Впрочем, боюсь, что временами я выдавал себя. Когда я переворачивал листы нотных тетрадей, пальцы мои дрожали, и она, конечно, понимала мою тайну, но в таких случаях женщины бесподобно умеют обманывать и притворяться! Женщины обнаруживают при этом гениальность.
Если бы я не догадался сам, что леди Джен ко мне неравнодушна, то можно было бы предположить, что мое присутствие для нее совершенно безразлично. Она делала вид, что забывает о моем существовании.
Когда я заговаривал с нею, она вздрагивала и глядела на меня притворно-изумленными глазами, точно удивляясь, как я очутился около нее. О, сколько раз мне хотелось броситься к ее ногам, поцеловать ее белоснежную ручку и сказать ей:
— Дорогая моя, я знаю вашу тайну, знаю, что вы неравнодушны к одному бедному изгнаннику и страдаете из-за этого, но уверяю вас, что я никому не расскажу этого и никогда не злоупотреблю вашими чувствами.
Но я был пленником, сыном враждебной страны, и на мои уста была наложена печать молчания. Я старался подражать ей, притворяясь равнодушным и безразличным.
Однажды утром леди Джен отправилась в своем фаэтоне в Окчемгтон. Спустя некоторое время, я также направился к Окчемгтону.
Вдруг, глянув вперед на дорогу, я увидел нечто ужасное.

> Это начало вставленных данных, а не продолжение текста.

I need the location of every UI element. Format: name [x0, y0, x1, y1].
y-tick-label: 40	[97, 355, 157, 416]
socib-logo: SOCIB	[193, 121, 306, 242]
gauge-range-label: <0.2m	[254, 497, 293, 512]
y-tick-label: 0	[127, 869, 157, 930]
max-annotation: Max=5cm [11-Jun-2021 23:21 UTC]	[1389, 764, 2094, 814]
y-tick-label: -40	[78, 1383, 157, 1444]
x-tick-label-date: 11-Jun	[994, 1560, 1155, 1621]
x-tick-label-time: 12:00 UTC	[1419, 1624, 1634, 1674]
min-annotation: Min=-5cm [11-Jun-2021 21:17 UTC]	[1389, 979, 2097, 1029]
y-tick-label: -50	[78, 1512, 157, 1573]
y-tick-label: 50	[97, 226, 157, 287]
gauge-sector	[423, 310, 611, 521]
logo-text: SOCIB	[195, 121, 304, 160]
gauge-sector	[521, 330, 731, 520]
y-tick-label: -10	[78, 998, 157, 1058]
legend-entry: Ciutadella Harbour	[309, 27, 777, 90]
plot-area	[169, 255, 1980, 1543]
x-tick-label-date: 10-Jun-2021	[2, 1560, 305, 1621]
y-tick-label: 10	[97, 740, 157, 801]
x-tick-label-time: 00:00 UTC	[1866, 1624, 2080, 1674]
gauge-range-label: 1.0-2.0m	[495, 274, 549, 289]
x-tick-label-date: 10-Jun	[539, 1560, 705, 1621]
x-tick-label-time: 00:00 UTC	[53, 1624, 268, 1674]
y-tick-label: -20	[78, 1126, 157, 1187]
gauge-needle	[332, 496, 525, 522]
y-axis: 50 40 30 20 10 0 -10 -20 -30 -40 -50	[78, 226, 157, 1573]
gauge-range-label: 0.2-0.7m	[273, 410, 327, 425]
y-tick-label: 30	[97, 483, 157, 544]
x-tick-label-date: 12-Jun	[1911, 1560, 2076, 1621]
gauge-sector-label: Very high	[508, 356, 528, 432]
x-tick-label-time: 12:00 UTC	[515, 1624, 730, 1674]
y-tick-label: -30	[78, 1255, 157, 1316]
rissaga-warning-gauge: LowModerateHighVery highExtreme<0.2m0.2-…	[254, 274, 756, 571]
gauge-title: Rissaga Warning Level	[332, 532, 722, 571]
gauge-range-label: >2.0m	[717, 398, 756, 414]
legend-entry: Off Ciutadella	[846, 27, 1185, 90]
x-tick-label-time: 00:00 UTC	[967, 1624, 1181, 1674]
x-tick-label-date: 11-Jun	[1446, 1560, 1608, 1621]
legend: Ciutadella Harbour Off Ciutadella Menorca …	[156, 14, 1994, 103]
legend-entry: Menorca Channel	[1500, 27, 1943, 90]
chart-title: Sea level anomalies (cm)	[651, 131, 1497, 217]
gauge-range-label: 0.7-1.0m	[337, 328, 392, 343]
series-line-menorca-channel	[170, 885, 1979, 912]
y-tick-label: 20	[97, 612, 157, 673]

На повороте дороги показался фаэтон. Пони мчались во весь дух. В экипаже сидела леди Джен, изо всех сил погонявшая лошадь, словно она спасалась от угрожавшей ей опасности. При этом она ежесекундно оборачивалась назад.
Так как дорога в этом месте делала крутой поворот, то мне не было видно, чего испугалась леди Джен. Не зная, что и думать, я бросился вперед, спеша к ней на помощь.
Через мгновение я увидел, кто преследовал красавицу. Это был господин в красном охотничьем сюртуке. Сидя на большой серой лошади, он скакал во весь опор, точно на гонке. Великолепный конь быстро нагнал фаэтон, и я видел, как всадник нагнулся и схватил пони под уздцы.